Prof. Dr. dr. Aman Bhakti Pulungan, Sp. A, Subsp. End., FAAP FRCPI (Hon.), Direktur Eksekutif International Pediatric Association (IPA), menyampaikan, “Hipotiroidisme kongenital dapat menyebabkan gangguan perkembangan mental dan fisik yang serius jika tidak terdeteksi sejak dini. Oleh karena itu, program skrining bayi baru lahir adalah kunci untuk penanganan yang efektif. Saat ini, Indonesia tengah mengoptimalkan program nasional SHK pada bayi baru lahir guna mencegah potensi beban keluarga penderita dan negara yang muncul akibat dampak dari disabilitas intelektual permanen.”

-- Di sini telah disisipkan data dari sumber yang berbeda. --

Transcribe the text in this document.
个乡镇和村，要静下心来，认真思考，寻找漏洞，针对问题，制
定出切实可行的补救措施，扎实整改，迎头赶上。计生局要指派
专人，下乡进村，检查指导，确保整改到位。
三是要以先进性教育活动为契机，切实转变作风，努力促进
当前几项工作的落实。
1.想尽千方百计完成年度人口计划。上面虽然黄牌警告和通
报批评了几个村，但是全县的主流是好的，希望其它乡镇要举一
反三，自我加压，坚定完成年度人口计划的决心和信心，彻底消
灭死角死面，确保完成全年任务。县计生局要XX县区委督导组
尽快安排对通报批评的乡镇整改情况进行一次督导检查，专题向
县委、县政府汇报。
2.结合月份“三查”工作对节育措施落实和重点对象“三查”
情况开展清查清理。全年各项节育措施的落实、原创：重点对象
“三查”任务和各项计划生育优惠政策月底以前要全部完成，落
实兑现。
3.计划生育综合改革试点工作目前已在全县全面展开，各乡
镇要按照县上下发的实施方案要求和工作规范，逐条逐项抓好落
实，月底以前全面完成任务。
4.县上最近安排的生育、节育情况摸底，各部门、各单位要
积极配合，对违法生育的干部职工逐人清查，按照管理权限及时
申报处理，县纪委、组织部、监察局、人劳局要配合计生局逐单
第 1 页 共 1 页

Astriani Dwi Aryaningtyas, Pendiri dan Ketua Pita Tosca, menjelaskan, “Hidup berdampingan dengan penyakit tiroid itu tidak mudah, kendati demikian sangat bisa untuk berdaya kembali dengan kondisi yang terkontrol. Merefleksi pengalaman saya sebagai penyintas kanker tiroid, seorang Ibu yang juga memperjuangkan kestabilan kondisi tiroid ketika kehamilan dan kesehatan kelenjar tiroid anak-anak, penyakit tiroid bukanlah akhir segalanya; melainkan living sentence. Apabila penyakit tiroid tidak terdiagnosis dan tidak diobati, maka dapat berdampak buruk pada kualitas hidup seseorang. Hilangnya produktivitas dan meningkatnya biaya pengobatan merupakan beban yang signifikan, terutama bagi mereka yang tidak memiliki akses yang memadai terhadap perawatan kesehatan. Untuk itu, sebagai pasien dan patient advocate, saya berharap skrining pada orang dewasa dapat diinisiasi dan dimasukkan ke dalam cakupan JKN. Sebagai kelompok advokasi pasien, Pita Tosca berkomitmen untuk bekerja sama dengan semua pemangku kepentingan, termasuk institusi pemerintah, tenaga kesehatan, dan sektor swasta dalam mempromosikan kebijakan kesehatan yang mendukung deteksi dini dan akses terhadap pengobatan bagi pasien tiroid.”